I would have to say that the number one reason I'm an atheist is that all the religions of the world rely on magical communication between the other-world and people -- selected people -- in this world. Those who have been chosen to see, hear, know or otherwise learn of the other realm then transmit this specialized knowledge to the rest of us.

That's definitely one of my top reasons. By way of analogy, I like to point out that if I had the e-mail address of everyone on the planet, I could simultaneously send them all the same message. Since this God character seems incapable of the same thing, then it would appear that we have surpassed it in power.

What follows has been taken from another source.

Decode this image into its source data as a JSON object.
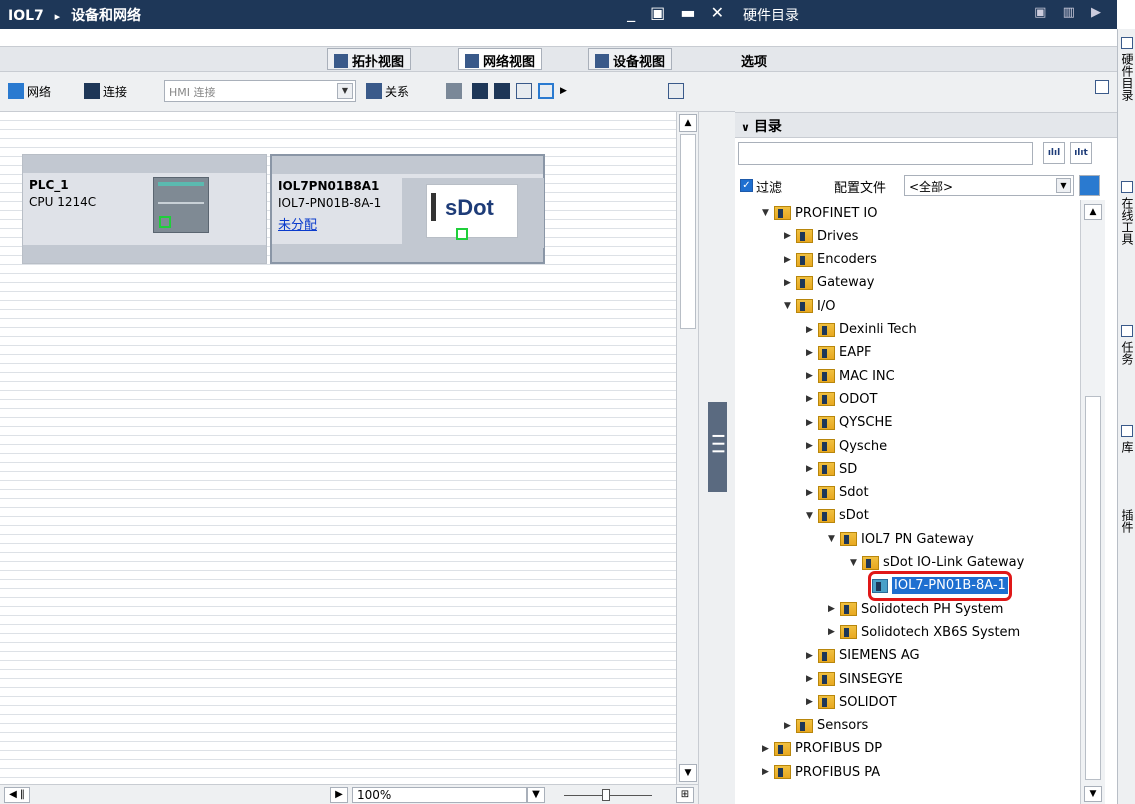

The same reasoning applies to so-called psychic mediums. Isn't it so convenient that none of us ever seem to be capable of communicating with our dead relatives but apparently a select few people who tend to be strangers to us can?

LadyAtheist said...
This comment has been removed by the author.
LadyAtheist said...

As Edina said in "Absolutely Fabulous," And if you're a bloody psychic psychologist how come I'm always having to phone you?

Ahab said...

Would you believe that there are still believers in this day and age who believe in this? Listen to any of the speeches by New Apostolic Reformation preacher Lou Engle -- he places great emphasis on his dreams and visions.

I have to agree with you. Hallucinations are a sign that something is neurologically wrong, and dreams are just dreams.

LadyAtheist said...

Ahab I'm not sure I want to listen to them but I may just for the *lol*

I think the "charismatic" and pentacostal movements are more keyed into that stuff. At least the "mainstream" christians seem a bit embarrassed by it.